No recuerdo haber logrado tanto, pero las reuniones semanales se mantuvieron mucho tiempo; conmigo casi un año. Poco a poco se fue configurando el principal objetivo de la reuniones: formar un ejido solicitando las tierras que nos sonreían del otro lado de la carretera. Que sonreían lo asegurábamos nosotros sin dudar, por más que esas tierras ni llorar podían de tan abandonadas que estaban.

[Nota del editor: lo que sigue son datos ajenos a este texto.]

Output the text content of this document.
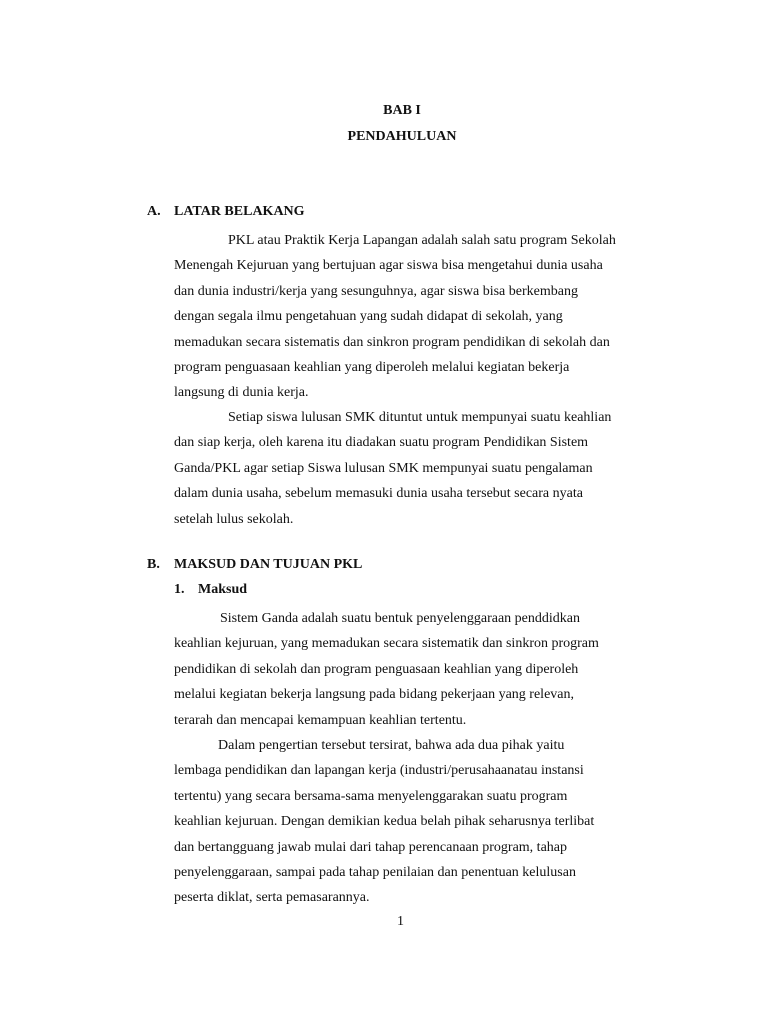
BAB I
PENDAHULUAN
A. LATAR BELAKANG
PKL atau Praktik Kerja Lapangan adalah salah satu program Sekolah
Menengah Kejuruan yang bertujuan agar siswa bisa mengetahui dunia usaha
dan dunia industri/kerja yang sesunguhnya, agar siswa bisa berkembang
dengan segala ilmu pengetahuan yang sudah didapat di sekolah, yang
memadukan secara sistematis dan sinkron program pendidikan di sekolah dan
program penguasaan keahlian yang diperoleh melalui kegiatan bekerja
langsung di dunia kerja.
Setiap siswa lulusan SMK dituntut untuk mempunyai suatu keahlian
dan siap kerja, oleh karena itu diadakan suatu program Pendidikan Sistem
Ganda/PKL agar setiap Siswa lulusan SMK mempunyai suatu pengalaman
dalam dunia usaha, sebelum memasuki dunia usaha tersebut secara nyata
setelah lulus sekolah.
B. MAKSUD DAN TUJUAN PKL
1. Maksud
Sistem Ganda adalah suatu bentuk penyelenggaraan penddidkan
keahlian kejuruan, yang memadukan secara sistematik dan sinkron program
pendidikan di sekolah dan program penguasaan keahlian yang diperoleh
melalui kegiatan bekerja langsung pada bidang pekerjaan yang relevan,
terarah dan mencapai kemampuan keahlian tertentu.
Dalam pengertian tersebut tersirat, bahwa ada dua pihak yaitu
lembaga pendidikan dan lapangan kerja (industri/perusahaanatau instansi
tertentu) yang secara bersama-sama menyelenggarakan suatu program
keahlian kejuruan. Dengan demikian kedua belah pihak seharusnya terlibat
dan bertangguang jawab mulai dari tahap perencanaan program, tahap
penyelenggaraan, sampai pada tahap penilaian dan penentuan kelulusan
peserta diklat, serta pemasarannya.
1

Pero en fin: se estudió bien la Ley de la Reforma Agraria y se formó el Comité Particular Ejecutivo, órgano legal de gobierno y de representación del grupo que demandaba ejido. Fueron setenta y tres los campesinos que se señalaron con derecho a tierras. Firmada la solicitud se entregó a la autoridad correspondiente y nunca más hubo respuesta oficial a la misma. El grupo guardó la solicitud con el sello oficial de “recibida” y con ella en la mano inició una larguísima guerra burocrática que no hizo avanzar el trámite ni un milímetro.
Casi un año después, con un partido estatal más consolidado y estructurado, en una reunión del Comité Central del partido fui comisionado a la ciudad de Monclova para sembrar allá el partido y me despedí del grupo de Cucharas, que siguió reuniéndose cada ocho días. Finalmente el grupo decidió invadir los terrenos solicitados. El gobierno estatal los sacó de las tierras y ahí terminó la lucha.
– ¡Qué mal informado estás! – casi grita, furioso, Felipe Gómez desde su lugar – sí invadieron y sí fueron desalojados, pero ahí no terminó la lucha – añade ya más calmado – además hay mucho que contar en torno a la invasión ¿O ya no te acuerdas, Profe?
– Pues entonces te toca seguir narrando, porque si yo continúo seguramente inventaré muchas cosas.